Is it just me, or are the pews even emptier?

Is it just me, or are the pews even emptier?

Within recent memory, the pews at my parish’s main Sunday morning mass, the one with the children’s liturgy, were reliably full, with latecomers standing at the back.  Attendance has fallen over the years, to be sure, whether due to the sexual abuse scandals or general societal/demographic changes, but we’ve plodded along.  Lately, though, it seems that attendance has had another, rather sudden and steep drop downwards — and it coincides with a new fundraising push, “To Teach Who Christ Is.”

This is an archidiocesan-wide campaign.  Each parish is assigned a goal, and told to find needs within the parish for 65% of the goal, with the Archdiocese taking the first 35% for its own purposes, including a scholarship fund for poor parish schools, and reallocation to poor parishes generally.  So our parish has identified the “needs” of new school windows, refinished pews, and other deferred maintenance, as well as electrical updates and a new sound system.  And we’ve struggled to meet the assigned goal — the fundraising started in late spring, and we’re now at 2/3s of the goal.

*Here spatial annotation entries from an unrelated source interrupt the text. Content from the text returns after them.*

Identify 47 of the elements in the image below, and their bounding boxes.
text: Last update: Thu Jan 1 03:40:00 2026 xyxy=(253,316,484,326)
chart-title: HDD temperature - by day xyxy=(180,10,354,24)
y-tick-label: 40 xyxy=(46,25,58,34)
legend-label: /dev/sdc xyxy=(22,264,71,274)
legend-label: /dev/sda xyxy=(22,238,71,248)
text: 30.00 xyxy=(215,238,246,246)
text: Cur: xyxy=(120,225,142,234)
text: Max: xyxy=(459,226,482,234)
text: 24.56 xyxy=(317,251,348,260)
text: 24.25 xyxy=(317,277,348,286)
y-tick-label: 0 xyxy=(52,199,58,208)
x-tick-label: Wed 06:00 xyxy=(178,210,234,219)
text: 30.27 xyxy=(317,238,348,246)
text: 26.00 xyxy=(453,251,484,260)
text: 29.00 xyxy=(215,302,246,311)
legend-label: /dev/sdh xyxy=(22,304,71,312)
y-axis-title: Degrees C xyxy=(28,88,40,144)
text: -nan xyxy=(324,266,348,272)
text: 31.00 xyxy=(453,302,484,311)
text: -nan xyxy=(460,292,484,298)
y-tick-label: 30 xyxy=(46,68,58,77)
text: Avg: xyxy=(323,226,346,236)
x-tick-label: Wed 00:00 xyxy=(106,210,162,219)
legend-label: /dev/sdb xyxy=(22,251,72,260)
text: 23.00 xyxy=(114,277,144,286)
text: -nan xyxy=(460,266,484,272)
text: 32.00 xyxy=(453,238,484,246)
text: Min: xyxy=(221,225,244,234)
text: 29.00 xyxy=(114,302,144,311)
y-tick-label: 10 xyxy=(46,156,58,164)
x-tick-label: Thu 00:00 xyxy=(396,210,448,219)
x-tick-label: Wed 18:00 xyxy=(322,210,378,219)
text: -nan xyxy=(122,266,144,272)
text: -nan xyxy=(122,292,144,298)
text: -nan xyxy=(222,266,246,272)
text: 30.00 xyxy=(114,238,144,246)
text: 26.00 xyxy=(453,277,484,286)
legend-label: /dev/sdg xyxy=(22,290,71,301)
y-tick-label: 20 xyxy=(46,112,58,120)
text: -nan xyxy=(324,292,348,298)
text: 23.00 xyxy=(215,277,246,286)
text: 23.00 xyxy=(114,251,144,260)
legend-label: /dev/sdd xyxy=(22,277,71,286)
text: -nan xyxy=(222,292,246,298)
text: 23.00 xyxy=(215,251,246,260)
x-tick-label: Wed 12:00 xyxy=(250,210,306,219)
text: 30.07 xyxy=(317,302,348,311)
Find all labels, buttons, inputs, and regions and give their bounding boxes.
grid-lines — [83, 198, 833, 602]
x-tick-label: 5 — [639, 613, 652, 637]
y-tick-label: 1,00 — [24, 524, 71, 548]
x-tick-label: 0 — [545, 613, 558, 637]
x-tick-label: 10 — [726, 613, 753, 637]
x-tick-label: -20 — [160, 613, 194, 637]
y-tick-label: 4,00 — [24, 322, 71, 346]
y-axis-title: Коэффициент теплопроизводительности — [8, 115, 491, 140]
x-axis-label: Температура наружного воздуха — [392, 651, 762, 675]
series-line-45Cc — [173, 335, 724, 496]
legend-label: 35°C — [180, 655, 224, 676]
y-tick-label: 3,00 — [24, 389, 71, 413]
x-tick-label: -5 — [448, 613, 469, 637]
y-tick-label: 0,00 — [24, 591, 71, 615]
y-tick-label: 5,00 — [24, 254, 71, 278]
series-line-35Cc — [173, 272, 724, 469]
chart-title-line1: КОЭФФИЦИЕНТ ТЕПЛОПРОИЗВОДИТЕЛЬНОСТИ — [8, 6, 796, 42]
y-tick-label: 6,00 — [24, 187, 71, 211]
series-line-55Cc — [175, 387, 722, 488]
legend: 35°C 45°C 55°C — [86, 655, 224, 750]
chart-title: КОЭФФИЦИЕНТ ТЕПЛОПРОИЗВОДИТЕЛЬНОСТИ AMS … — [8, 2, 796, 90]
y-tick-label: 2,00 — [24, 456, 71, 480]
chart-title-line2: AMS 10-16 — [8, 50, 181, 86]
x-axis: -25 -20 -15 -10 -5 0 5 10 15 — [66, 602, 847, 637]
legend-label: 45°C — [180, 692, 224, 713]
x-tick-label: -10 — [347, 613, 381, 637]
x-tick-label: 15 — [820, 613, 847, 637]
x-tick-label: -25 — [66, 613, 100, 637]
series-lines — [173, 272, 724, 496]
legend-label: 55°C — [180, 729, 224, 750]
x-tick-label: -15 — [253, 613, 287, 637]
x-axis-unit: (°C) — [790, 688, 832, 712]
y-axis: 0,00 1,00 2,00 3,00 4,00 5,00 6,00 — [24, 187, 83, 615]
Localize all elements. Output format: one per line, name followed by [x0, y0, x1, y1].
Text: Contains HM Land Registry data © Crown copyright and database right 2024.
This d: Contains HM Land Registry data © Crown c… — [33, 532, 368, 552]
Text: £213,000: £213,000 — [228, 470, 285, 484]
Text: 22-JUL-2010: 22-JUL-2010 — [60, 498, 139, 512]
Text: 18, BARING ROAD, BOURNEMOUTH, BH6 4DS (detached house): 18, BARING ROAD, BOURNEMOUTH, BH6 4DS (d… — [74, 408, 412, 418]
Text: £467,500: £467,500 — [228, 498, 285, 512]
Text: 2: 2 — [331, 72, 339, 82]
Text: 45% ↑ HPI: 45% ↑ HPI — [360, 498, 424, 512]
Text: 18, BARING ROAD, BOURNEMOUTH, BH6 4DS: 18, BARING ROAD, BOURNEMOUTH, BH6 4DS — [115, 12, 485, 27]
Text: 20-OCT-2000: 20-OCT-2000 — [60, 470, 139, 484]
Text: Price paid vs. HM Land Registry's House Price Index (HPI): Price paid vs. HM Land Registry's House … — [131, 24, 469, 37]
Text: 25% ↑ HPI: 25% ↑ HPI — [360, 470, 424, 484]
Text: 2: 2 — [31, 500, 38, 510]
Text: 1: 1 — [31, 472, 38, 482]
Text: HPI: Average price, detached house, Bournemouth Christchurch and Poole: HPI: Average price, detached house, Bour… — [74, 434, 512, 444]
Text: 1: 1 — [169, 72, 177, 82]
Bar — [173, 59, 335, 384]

It doesn’t help that there have been multiple fundraising campaigns lately:  when we first came, there was a campaign to build a “gathering space” addition.  This was a quick one as the cost was modest.  Then there was a much larger campaign, dictated, again, by an archdiocesan requirement to have a millenial fundraising campaign; in this case, the funds were used to wholly remodel the old convent, which had been used in the intervening years as a group home for the mentally disabled, until that organization ceased to lease the building; the building became a preschool and parish offices and meeting space.  Then, just before the recession hit, the parish launched another campaign, for exactly this sort of deferred maintenance, except that it met only a bit more than half of its goal, what with the recession and all.  So I can’t blame people for feeling like the fundraising campaigns never stop.

But — as I said, this is really starting to feel like it’s backfiring.  If the weekly updates in the bulletin, and now, two weeks in a row, a renewed push with requests to fill out pledge cards during the homily, are turning people off from attending mass, this has got to stop.  We can’t make the budget of our regular weekly collection — and, week after week, since the summer, anyway, we have been falling far, far short — so in what world does it make sense to continue making the pitch for even more?  Can we at least staunch the bleeding of parishioners?  Or is the Archdiocese, in its conviction that suburban parishes can be called on endlessly to support the city parishes, requiring that we keep on until we meet our goal, or collapse trying?